Ein oft Henry Ford zugeschriebenes Zitat verdeutlicht dies: „Wenn ich die Menschen gefragt hätte, was sie wollen, hätten sie gesagt: Schnellere Pferde.“ Genau hier zeigt sich die Stärke der Intuition. Sie hilft uns, Bedürfnisse zu erkennen, die den Menschen selbst noch nicht bewusst sind, und ermöglicht es, über offensichtliche Lösungen hinauszudenken. Ford erkannte, dass das wahre Problem nicht ein schnelleres Pferd war, sondern der Wunsch nach effizienterer Fortbewegung. Dieses intuitive Verständnis führte zu einer revolutionären Innovation: dem Automobil.

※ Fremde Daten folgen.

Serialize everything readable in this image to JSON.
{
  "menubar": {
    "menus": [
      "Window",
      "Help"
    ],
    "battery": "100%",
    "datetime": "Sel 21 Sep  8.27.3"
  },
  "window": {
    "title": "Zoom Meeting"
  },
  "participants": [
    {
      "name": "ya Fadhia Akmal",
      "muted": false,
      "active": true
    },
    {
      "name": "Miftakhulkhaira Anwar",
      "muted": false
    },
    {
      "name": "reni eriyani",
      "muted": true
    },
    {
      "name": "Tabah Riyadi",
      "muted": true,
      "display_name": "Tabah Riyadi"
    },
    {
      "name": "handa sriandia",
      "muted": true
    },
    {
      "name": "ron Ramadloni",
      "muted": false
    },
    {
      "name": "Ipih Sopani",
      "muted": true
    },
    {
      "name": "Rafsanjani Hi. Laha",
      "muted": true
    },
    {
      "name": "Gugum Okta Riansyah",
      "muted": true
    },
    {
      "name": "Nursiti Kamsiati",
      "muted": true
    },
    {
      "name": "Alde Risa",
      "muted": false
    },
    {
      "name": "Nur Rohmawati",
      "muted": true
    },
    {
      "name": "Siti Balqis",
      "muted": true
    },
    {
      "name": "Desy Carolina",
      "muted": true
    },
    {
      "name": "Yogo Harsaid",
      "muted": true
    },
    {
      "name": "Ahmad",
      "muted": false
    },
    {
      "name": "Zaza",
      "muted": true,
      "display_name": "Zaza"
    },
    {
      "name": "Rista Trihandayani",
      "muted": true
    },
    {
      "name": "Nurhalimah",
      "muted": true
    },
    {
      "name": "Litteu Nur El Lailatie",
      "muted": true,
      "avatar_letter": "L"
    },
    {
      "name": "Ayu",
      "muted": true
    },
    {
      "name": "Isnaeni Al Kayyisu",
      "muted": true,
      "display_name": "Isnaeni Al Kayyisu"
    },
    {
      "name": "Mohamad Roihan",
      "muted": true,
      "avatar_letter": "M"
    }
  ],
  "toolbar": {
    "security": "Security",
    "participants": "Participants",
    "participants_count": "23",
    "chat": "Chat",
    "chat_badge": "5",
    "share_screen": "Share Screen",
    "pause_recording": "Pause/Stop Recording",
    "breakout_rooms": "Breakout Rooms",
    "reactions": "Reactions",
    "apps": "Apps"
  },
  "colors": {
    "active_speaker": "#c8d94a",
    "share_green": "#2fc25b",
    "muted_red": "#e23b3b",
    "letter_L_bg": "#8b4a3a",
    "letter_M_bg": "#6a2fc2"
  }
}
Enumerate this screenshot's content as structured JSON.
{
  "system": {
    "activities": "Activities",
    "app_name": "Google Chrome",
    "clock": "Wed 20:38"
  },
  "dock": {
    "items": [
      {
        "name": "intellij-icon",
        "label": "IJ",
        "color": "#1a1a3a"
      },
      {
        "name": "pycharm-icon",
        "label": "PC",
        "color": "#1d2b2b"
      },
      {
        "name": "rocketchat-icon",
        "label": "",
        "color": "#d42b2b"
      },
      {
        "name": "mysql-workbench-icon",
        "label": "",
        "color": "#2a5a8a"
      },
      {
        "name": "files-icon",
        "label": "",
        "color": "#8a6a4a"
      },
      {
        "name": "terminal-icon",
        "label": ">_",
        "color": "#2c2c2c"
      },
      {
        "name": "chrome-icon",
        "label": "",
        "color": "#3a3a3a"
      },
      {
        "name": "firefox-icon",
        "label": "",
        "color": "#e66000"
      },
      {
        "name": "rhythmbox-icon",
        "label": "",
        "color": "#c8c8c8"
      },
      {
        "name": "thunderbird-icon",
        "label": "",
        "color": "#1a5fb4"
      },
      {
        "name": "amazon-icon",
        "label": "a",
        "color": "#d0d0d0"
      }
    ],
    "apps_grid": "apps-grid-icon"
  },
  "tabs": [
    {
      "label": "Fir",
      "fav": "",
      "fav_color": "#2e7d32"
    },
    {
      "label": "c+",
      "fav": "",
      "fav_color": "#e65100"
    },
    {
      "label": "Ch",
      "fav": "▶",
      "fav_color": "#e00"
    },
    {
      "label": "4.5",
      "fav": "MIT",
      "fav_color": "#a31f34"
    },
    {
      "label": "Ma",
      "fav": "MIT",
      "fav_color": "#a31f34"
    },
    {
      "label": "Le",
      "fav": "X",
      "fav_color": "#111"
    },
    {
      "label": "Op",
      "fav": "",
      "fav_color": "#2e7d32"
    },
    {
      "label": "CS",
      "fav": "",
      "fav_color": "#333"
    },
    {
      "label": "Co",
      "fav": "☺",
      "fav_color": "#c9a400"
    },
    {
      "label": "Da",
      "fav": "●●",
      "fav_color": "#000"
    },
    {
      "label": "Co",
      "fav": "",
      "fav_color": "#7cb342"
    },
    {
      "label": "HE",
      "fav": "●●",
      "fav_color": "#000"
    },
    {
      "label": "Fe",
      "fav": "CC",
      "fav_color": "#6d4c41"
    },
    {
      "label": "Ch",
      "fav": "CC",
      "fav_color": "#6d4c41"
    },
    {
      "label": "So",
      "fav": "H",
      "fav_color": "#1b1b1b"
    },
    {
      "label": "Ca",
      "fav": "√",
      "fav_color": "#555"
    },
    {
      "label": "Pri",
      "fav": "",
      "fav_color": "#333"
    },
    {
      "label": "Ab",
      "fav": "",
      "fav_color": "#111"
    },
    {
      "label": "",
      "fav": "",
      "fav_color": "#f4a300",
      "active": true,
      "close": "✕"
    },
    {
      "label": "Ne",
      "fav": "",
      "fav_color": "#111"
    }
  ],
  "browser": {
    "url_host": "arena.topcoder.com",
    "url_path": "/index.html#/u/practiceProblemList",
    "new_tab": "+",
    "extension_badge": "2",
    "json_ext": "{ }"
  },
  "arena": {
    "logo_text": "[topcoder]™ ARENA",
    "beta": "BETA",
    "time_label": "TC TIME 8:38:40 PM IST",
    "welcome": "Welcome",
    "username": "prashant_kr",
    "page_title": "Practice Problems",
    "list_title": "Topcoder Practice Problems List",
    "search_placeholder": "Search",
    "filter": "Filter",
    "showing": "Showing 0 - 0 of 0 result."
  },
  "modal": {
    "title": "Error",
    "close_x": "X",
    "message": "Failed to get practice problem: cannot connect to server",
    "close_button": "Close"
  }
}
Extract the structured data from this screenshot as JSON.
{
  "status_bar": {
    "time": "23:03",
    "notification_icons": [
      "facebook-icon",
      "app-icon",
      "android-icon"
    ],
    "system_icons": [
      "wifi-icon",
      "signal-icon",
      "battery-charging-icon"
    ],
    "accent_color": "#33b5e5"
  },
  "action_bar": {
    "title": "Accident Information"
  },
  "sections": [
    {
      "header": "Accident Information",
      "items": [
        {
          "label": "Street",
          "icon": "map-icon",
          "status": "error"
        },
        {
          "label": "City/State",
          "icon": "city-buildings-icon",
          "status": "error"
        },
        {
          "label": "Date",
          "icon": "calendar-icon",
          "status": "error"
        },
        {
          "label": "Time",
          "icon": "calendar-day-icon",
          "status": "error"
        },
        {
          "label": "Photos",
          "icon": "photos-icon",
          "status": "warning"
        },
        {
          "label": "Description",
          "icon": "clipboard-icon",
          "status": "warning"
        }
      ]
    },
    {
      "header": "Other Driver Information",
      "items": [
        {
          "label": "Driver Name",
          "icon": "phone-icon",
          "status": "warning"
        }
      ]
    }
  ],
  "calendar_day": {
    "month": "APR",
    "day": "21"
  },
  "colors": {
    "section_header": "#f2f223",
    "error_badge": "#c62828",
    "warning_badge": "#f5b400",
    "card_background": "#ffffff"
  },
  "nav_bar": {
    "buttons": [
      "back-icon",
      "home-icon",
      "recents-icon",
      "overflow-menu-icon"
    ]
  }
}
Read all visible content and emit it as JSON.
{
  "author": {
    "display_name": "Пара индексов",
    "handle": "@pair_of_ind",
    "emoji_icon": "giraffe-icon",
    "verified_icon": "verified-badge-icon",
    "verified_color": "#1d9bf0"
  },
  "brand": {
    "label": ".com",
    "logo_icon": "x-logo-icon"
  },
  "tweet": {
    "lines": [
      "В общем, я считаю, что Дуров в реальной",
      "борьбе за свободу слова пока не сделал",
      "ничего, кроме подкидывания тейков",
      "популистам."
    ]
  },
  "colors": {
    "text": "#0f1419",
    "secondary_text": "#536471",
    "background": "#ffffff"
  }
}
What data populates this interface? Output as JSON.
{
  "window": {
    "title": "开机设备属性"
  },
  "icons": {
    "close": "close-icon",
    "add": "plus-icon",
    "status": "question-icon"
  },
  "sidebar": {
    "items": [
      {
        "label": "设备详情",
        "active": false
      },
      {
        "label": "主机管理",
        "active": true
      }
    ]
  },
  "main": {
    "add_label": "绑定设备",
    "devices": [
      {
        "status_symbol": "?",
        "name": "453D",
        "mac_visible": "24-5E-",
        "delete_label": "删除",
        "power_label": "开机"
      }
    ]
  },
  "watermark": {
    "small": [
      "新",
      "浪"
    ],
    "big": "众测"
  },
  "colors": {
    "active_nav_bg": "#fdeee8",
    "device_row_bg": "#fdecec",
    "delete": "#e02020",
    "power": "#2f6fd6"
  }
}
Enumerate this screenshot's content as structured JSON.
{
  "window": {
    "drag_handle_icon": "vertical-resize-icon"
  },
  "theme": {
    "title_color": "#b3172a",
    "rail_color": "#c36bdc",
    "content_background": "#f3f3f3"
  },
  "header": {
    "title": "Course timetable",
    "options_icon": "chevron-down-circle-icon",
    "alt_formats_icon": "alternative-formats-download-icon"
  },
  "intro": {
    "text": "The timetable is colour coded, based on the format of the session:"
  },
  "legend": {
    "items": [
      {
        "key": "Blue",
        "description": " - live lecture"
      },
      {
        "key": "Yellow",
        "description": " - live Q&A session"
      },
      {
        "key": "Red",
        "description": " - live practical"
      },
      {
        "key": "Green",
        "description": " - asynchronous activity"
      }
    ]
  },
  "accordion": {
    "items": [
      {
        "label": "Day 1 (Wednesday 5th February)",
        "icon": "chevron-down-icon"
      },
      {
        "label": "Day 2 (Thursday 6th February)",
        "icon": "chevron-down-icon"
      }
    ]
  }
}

Funktionen von Intuition im Managementkontext
Im Managementkontext erfüllen intuitive Fähigkeiten wichtige Funktionen, wie etwa die Problemlösung und Entscheidungsfindung, die Bewältigung von Komplexität, die Entwicklung neuer Ideen, ein gutes Gespür für das richtige Timing, die Gestaltung von Visionen für die Zukunft, die Pflege von Beziehungen, die Förderung von Synergien sowie die Fähigkeit, Wesentliches zu erkennen
Intuition ist keine Zauberei, sondern eine wertvolle Ressource in Entscheidungsprozessen. Sie ergänzt datenbasierte Ansätze und ist besonders in komplexen oder unsicheren Situationen von unschätzbarem Wert. Lernen wir, auf sie zu hören, gewinnen wir eine zusätzliche Kraftquelle für kluge und schnelle Entscheidungen.